Things Obesity Isn’t

By Danceswithfat @danceswithfat

Whether it’s in internet articles, comments on internet articles, or e-mails that I get, I see “obesity”/being fat used in comparisons that don’t actually make any sense.   Let’s clear up some of this confusion.

Obesity is not heroin addiction. 

Almost every day I get a couple of people, who think they are geniuses, who leave comments asking if I’m going to start a heroin acceptance movement since it’s the same as size acceptance. These are not comparable because heroin use is a single, specific behavior – everyone heroin addict does heroin.  “Obesity” is the end result of a math equation (weight in pounds time 703 divided by height in inches squared is greater than or equal to 30, a group that includes actors, professional athletes, and me.)  Obese/fat people cannot be identified by a single or even a group of common activities that are different from people who fall into different weight categories. Whatever your beliefs about heroin addiction and “obesity”, this comparison does not make any damn sense.

Obesity is not an eating disorder, nor is it the opposite of anorexia. 

An eating disorder is an illness with mental and physical components, and though sometimes it can affect body size, body size is not a definitive diagnosis of an eating disorder. People with active eating disorders participate in disordered behaviors around eating.  Eating disorders are serious, dangerous, and can be fatal.  Using anorexia and obesity as opposite sides of the same coin is a completely faulty comparison that ends up hurting fat people by suggesting that their body size is a definitive diagnosis of the need for a medial intervention, and for people with anorexia who have enough difficulty getting access to treatment without having a potentially fatal mental illness treated as the same thing as having a fat body.

The idea that someone can’t get “that fat” (for varying, subjective and completely random definitions of “that fat”) without having an eating disorder is a myth. Many fat people have very healthy relationships with food, and there are some fat people with eating disorders. It should be noted that while some fat people have Binge Eating Disorder, there are also fat people with anorexia and bulimia and other restrictive EDs and often family, friends, even doctors make the dangerous mistake of encouraging disordered eating behavior/full blown eating disorders in a fat person that they would correctly diagnose as dangerous in a thin person

Obesity is not a cost that can be calculated

Obesity is a body size, there are healthy and unhealthy fat people just like there are healthy and unhealthy thin people.  The current state of oppression, stigma and shame around obesity means that any calculation of the cost of obesity is impossible to separate from the cost of that oppression, stigma and shame.
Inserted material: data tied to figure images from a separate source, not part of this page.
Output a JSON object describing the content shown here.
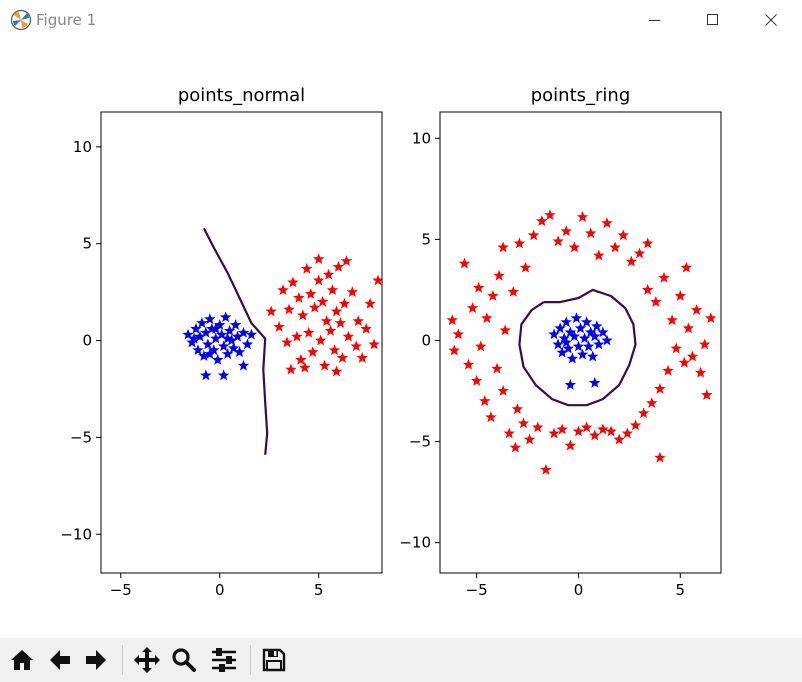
{
  "window": {
    "title": "Figure 1",
    "icons": {
      "app": "matplotlib-logo-icon",
      "minimize": "minimize-icon",
      "maximize": "maximize-icon",
      "close": "close-icon"
    }
  },
  "toolbar": {
    "buttons": [
      {
        "icon": "home-icon"
      },
      {
        "icon": "back-arrow-icon"
      },
      {
        "icon": "forward-arrow-icon"
      },
      {
        "icon": "pan-icon"
      },
      {
        "icon": "zoom-icon"
      },
      {
        "icon": "configure-subplots-icon"
      },
      {
        "icon": "save-icon"
      }
    ]
  },
  "colors": {
    "class_a": "#0000ff",
    "class_b": "#ff0000",
    "boundary": "#3b0a52"
  },
  "chart_data": [
    {
      "type": "scatter",
      "title": "points_normal",
      "xlim": [
        -6,
        8.2
      ],
      "ylim": [
        -12,
        11.8
      ],
      "xticks": [
        -5,
        0,
        5
      ],
      "yticks": [
        -10,
        -5,
        0,
        5,
        10
      ],
      "series": [
        {
          "color": "#0000ff",
          "marker": "star",
          "points": [
            [
              -1.6,
              0.3
            ],
            [
              -1.4,
              -0.1
            ],
            [
              -1.2,
              0.6
            ],
            [
              -1.1,
              -0.5
            ],
            [
              -1.0,
              0.2
            ],
            [
              -0.9,
              0.9
            ],
            [
              -0.8,
              -0.8
            ],
            [
              -0.7,
              0.4
            ],
            [
              -0.6,
              -0.2
            ],
            [
              -0.5,
              1.1
            ],
            [
              -0.4,
              0.6
            ],
            [
              -0.3,
              -0.5
            ],
            [
              -0.2,
              0.1
            ],
            [
              -0.1,
              -1.0
            ],
            [
              0.0,
              0.8
            ],
            [
              0.1,
              0.3
            ],
            [
              0.2,
              -0.3
            ],
            [
              0.3,
              1.2
            ],
            [
              0.4,
              -0.7
            ],
            [
              0.5,
              0.5
            ],
            [
              0.6,
              0.0
            ],
            [
              0.7,
              -0.4
            ],
            [
              0.8,
              0.8
            ],
            [
              0.9,
              0.2
            ],
            [
              1.0,
              -0.6
            ],
            [
              1.2,
              0.4
            ],
            [
              1.4,
              -0.2
            ],
            [
              1.6,
              0.3
            ],
            [
              -0.7,
              -1.8
            ],
            [
              0.2,
              -1.8
            ],
            [
              1.2,
              -1.3
            ],
            [
              -1.3,
              0.1
            ],
            [
              -0.2,
              0.6
            ],
            [
              0.4,
              0.1
            ],
            [
              -0.5,
              -0.7
            ]
          ]
        },
        {
          "color": "#ff0000",
          "marker": "star",
          "points": [
            [
              2.6,
              1.5
            ],
            [
              3.0,
              0.7
            ],
            [
              3.2,
              2.6
            ],
            [
              3.4,
              -0.1
            ],
            [
              3.5,
              1.6
            ],
            [
              3.7,
              3.0
            ],
            [
              3.9,
              0.2
            ],
            [
              4.0,
              2.2
            ],
            [
              4.1,
              -1.0
            ],
            [
              4.2,
              1.3
            ],
            [
              4.4,
              3.7
            ],
            [
              4.5,
              0.4
            ],
            [
              4.6,
              2.4
            ],
            [
              4.7,
              -0.6
            ],
            [
              4.8,
              1.7
            ],
            [
              5.0,
              3.1
            ],
            [
              5.1,
              0.0
            ],
            [
              5.2,
              2.0
            ],
            [
              5.3,
              -1.3
            ],
            [
              5.4,
              1.0
            ],
            [
              5.5,
              3.4
            ],
            [
              5.6,
              0.5
            ],
            [
              5.7,
              2.6
            ],
            [
              5.8,
              -0.5
            ],
            [
              5.9,
              1.5
            ],
            [
              6.0,
              3.8
            ],
            [
              6.1,
              0.9
            ],
            [
              6.2,
              -0.9
            ],
            [
              6.3,
              1.9
            ],
            [
              6.5,
              0.2
            ],
            [
              6.7,
              2.5
            ],
            [
              6.9,
              -0.3
            ],
            [
              7.0,
              1.0
            ],
            [
              7.2,
              -0.9
            ],
            [
              7.4,
              0.6
            ],
            [
              7.6,
              1.9
            ],
            [
              8.0,
              3.1
            ],
            [
              7.8,
              -0.2
            ],
            [
              6.4,
              4.1
            ],
            [
              4.3,
              -1.4
            ],
            [
              3.6,
              -1.5
            ],
            [
              5.0,
              4.2
            ],
            [
              5.9,
              -1.6
            ]
          ]
        }
      ],
      "boundary": [
        [
          -0.8,
          5.8
        ],
        [
          -0.3,
          4.8
        ],
        [
          0.4,
          3.5
        ],
        [
          1.0,
          2.2
        ],
        [
          1.6,
          0.9
        ],
        [
          2.3,
          0.1
        ],
        [
          2.2,
          -1.5
        ],
        [
          2.3,
          -3.2
        ],
        [
          2.4,
          -4.8
        ],
        [
          2.3,
          -5.9
        ]
      ]
    },
    {
      "type": "scatter",
      "title": "points_ring",
      "xlim": [
        -6.8,
        7.0
      ],
      "ylim": [
        -11.5,
        11.3
      ],
      "xticks": [
        -5,
        0,
        5
      ],
      "yticks": [
        -10,
        -5,
        0,
        5,
        10
      ],
      "series": [
        {
          "color": "#0000ff",
          "marker": "star",
          "points": [
            [
              -1.2,
              0.3
            ],
            [
              -1.0,
              -0.2
            ],
            [
              -0.9,
              0.6
            ],
            [
              -0.8,
              -0.6
            ],
            [
              -0.7,
              0.1
            ],
            [
              -0.6,
              0.9
            ],
            [
              -0.5,
              -0.4
            ],
            [
              -0.4,
              0.4
            ],
            [
              -0.3,
              -0.9
            ],
            [
              -0.2,
              0.2
            ],
            [
              -0.1,
              1.1
            ],
            [
              0.0,
              -0.3
            ],
            [
              0.1,
              0.6
            ],
            [
              0.2,
              -0.7
            ],
            [
              0.3,
              0.1
            ],
            [
              0.4,
              0.9
            ],
            [
              0.5,
              -0.3
            ],
            [
              0.6,
              0.4
            ],
            [
              0.7,
              -0.8
            ],
            [
              0.8,
              0.2
            ],
            [
              0.9,
              0.7
            ],
            [
              1.0,
              -0.2
            ],
            [
              1.2,
              0.4
            ],
            [
              1.4,
              0.0
            ],
            [
              -0.4,
              -2.2
            ],
            [
              0.8,
              -2.1
            ],
            [
              -0.6,
              -0.1
            ]
          ]
        },
        {
          "color": "#ff0000",
          "marker": "star",
          "points": [
            [
              -6.2,
              1.0
            ],
            [
              -6.1,
              -0.5
            ],
            [
              -5.9,
              0.3
            ],
            [
              -5.6,
              3.8
            ],
            [
              -5.4,
              -1.2
            ],
            [
              -5.2,
              1.6
            ],
            [
              -5.0,
              -2.0
            ],
            [
              -4.9,
              2.6
            ],
            [
              -4.8,
              -0.3
            ],
            [
              -4.6,
              -3.0
            ],
            [
              -4.5,
              1.1
            ],
            [
              -4.3,
              -3.8
            ],
            [
              -4.2,
              2.2
            ],
            [
              -4.0,
              -1.4
            ],
            [
              -3.9,
              3.2
            ],
            [
              -3.7,
              -2.5
            ],
            [
              -3.6,
              0.5
            ],
            [
              -3.4,
              -4.6
            ],
            [
              -3.2,
              2.4
            ],
            [
              -3.0,
              -3.4
            ],
            [
              -2.9,
              4.8
            ],
            [
              -2.7,
              -4.1
            ],
            [
              -2.6,
              3.6
            ],
            [
              -2.4,
              -4.9
            ],
            [
              -2.2,
              5.2
            ],
            [
              -2.0,
              -4.3
            ],
            [
              -1.8,
              5.9
            ],
            [
              -1.6,
              -6.4
            ],
            [
              -1.4,
              6.2
            ],
            [
              -1.2,
              -4.6
            ],
            [
              -1.0,
              4.9
            ],
            [
              -0.8,
              -4.4
            ],
            [
              -0.6,
              5.4
            ],
            [
              -0.4,
              -5.2
            ],
            [
              -0.2,
              4.6
            ],
            [
              0.0,
              -4.5
            ],
            [
              0.2,
              6.1
            ],
            [
              0.4,
              -4.3
            ],
            [
              0.6,
              5.3
            ],
            [
              0.8,
              -4.7
            ],
            [
              1.0,
              4.2
            ],
            [
              1.2,
              -4.4
            ],
            [
              1.4,
              5.8
            ],
            [
              1.6,
              -4.5
            ],
            [
              1.8,
              4.6
            ],
            [
              2.0,
              -4.9
            ],
            [
              2.2,
              5.2
            ],
            [
              2.4,
              -4.6
            ],
            [
              2.6,
              3.9
            ],
            [
              2.8,
              -4.2
            ],
            [
              3.0,
              4.3
            ],
            [
              3.2,
              -3.6
            ],
            [
              3.4,
              2.5
            ],
            [
              3.6,
              -3.1
            ],
            [
              3.8,
              1.9
            ],
            [
              4.0,
              -2.4
            ],
            [
              4.2,
              3.1
            ],
            [
              4.4,
              -1.5
            ],
            [
              4.6,
              1.0
            ],
            [
              4.8,
              -0.4
            ],
            [
              5.0,
              2.2
            ],
            [
              5.2,
              -1.1
            ],
            [
              5.4,
              0.6
            ],
            [
              5.6,
              -0.8
            ],
            [
              5.8,
              1.5
            ],
            [
              6.0,
              -1.6
            ],
            [
              6.2,
              -0.2
            ],
            [
              6.5,
              1.1
            ],
            [
              6.3,
              -2.7
            ],
            [
              5.3,
              3.6
            ],
            [
              4.0,
              -5.8
            ],
            [
              -3.1,
              -5.3
            ],
            [
              -3.7,
              4.6
            ],
            [
              3.4,
              4.8
            ]
          ]
        }
      ],
      "boundary": [
        [
          -1.7,
          1.9
        ],
        [
          -0.9,
          1.9
        ],
        [
          0.0,
          2.1
        ],
        [
          0.7,
          2.5
        ],
        [
          1.6,
          2.2
        ],
        [
          2.3,
          1.6
        ],
        [
          2.7,
          0.8
        ],
        [
          2.8,
          -0.2
        ],
        [
          2.5,
          -1.2
        ],
        [
          2.0,
          -2.2
        ],
        [
          1.2,
          -2.9
        ],
        [
          0.4,
          -3.2
        ],
        [
          -0.5,
          -3.2
        ],
        [
          -1.3,
          -2.9
        ],
        [
          -2.1,
          -2.2
        ],
        [
          -2.7,
          -1.3
        ],
        [
          -2.9,
          -0.2
        ],
        [
          -2.8,
          0.8
        ],
        [
          -2.3,
          1.5
        ],
        [
          -1.7,
          1.9
        ]
      ]
    }
  ]
}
Obesity is correlated to a number of diseases so it is considered a “risk factor” although the term is used loosely since there is no proof of causality of risk, it’s as if they found out that short people get a certain disease more often but they have no idea why so they say that shortness is a “risk factor”.  So naming “obesity” as a risk factor does not prove that it causes the health issue, nor does it prove that making someone thinner would change the risk factor (certain types of male baldness correlate very highly with an increased risk factor for heart attacks, but getting bald men to grow hair does lower that risk.) Correlation does not imply causation. The calculations that are commonly used to show the “cost of obesity” are often based on the assumption that every “obese” person will get every disease for which they have a risk factor, and/or that every health issue they get is caused by their fat.   It’s just crap research that would get a college freshman failed in Research Methods 101.

Besides which, attempting to take a group of people who share a single physical characteristic and make an attempt to calculate their “cost to society” in order to promote the eradication of that population because the world would be cheaper if they didn’t exist is clearly dangerous and wrong.

Obesity is not a Metaphor

Using a fat person to represent greed, over-consumption, a negative view of capitalism etc. is stereotyping and bigotry, pure and simple.  It’s wrong on every level.  We are not yours for the metaphoring.

While we’re at it, let’s talk about Size Acceptance.

Size Acceptance is not the opposite of “Thinspiration”.

Thinspiration exists to reinforce a stereotype of beauty, and in many cases is used to reinforce disordered eating/eating disorders.

Size Acceptance is a civil rights concept that reminds us that everyone has the right to life, liberty and the pursuit of happiness in the body they have now, and that other people’s bodies are not our business.  It is not about telling people who size body they should have, nor is it about the mythical, ridiculous notions of “promoting obesity” or “my tax dollars“.

Obesity is not your business, unless we are talking about your obesity, in which case it’s nobody else’s business unless you want to make it their business.  Other than that nobody has any business making comments, assumptions, metaphors, cost calculations or comparisons about someone else’s body.